A Replacement Rutherglen Royalty Boundary Stone
© Rutherglen Heritage Society
In 2011 a project to resurvey Rutherglen’s Royalty Boundary Stones was initiated by one of the members of Rutherglen Heritage Society. He expressed concerns about a stone located near Glasgow Road by the route of the M74 extension, then under construction. Documents stated that the stone dated from 1851 and it was feared that construction works would damage the stone.
Right, a photograph of what was thought to be the original stone.

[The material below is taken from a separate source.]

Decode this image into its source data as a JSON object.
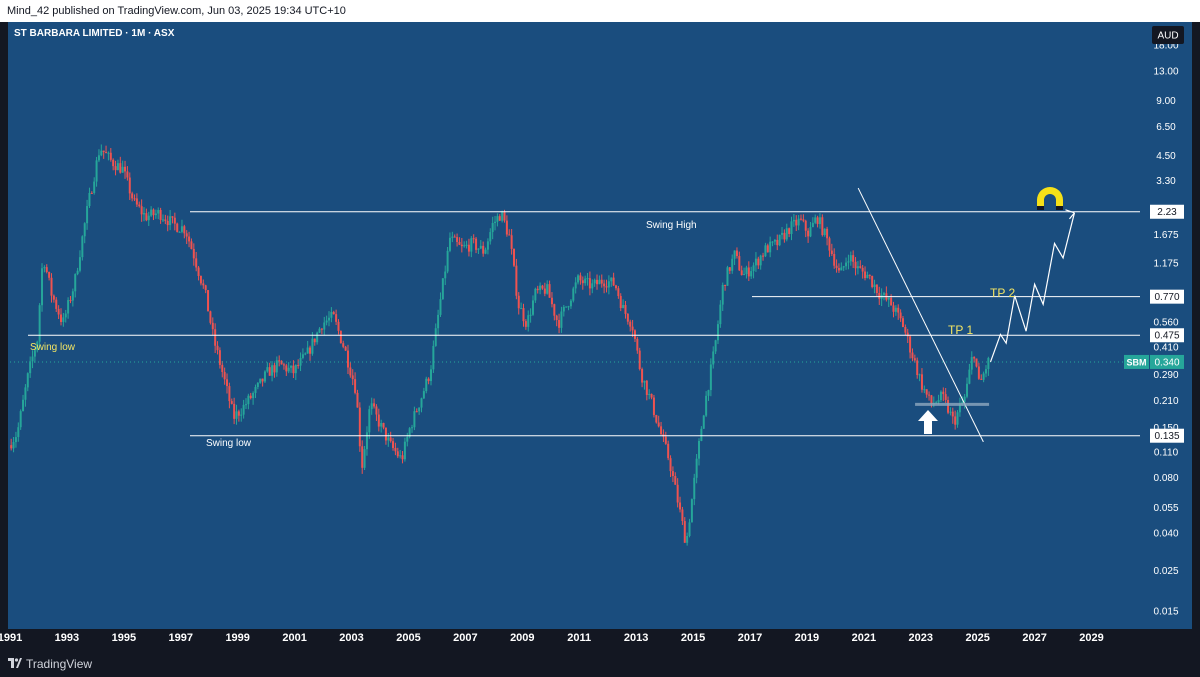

As construction work on the motorway progressed, the stone was removed from the surrounding soil and discovered to be a small boulder. The original stone from 1851 must have been lost at an earlier date and someone replaced it with the boulder. The members of the Society resolved to replace the boulder with a new boundary stone. Funding obtained from Celebrating Lanarkshire 2013 was used to cover the costs.
Left, loading the replacement stone.
Reigart Demolition, Coatbridge, kindly donated a suitable piece of stone. As seen above left, a fork lift truck easily placed the stone into a hired van. The stone was transported to Glasgow Cathedral where it was to be carved by David Kerr, the stonemason. After being carved the stone was transported back to Rutherglen where South Lanarkshire Council’s Roads Department installed it near the original end of Quay Road.
The stone was inscribed with “R” for Rutherglen and two dates – 1851 and 2013 – being the dates of the original stone and of its replacement. There is one surviving example of a boundary stone which also has two dates, 1685 and 1897. It also has the name R. McKenzie inscribed on it. Robert McKenzie was a printer and publisher of the local newspaper, the Rutherglen Reformer. The new stone also has the initials RHS for the Rutherglen Heritage Society, and a thistle.
Rutherglen Heritage Society would like to thank Reigart Demolition, David Kerr and SLC Roads Department for their assistance in providing a new Royalty Boundary Stone for Rutherglen.
Gill Owen, Rutherglen Heritage Society
Right, the replacement stone, proudly in place.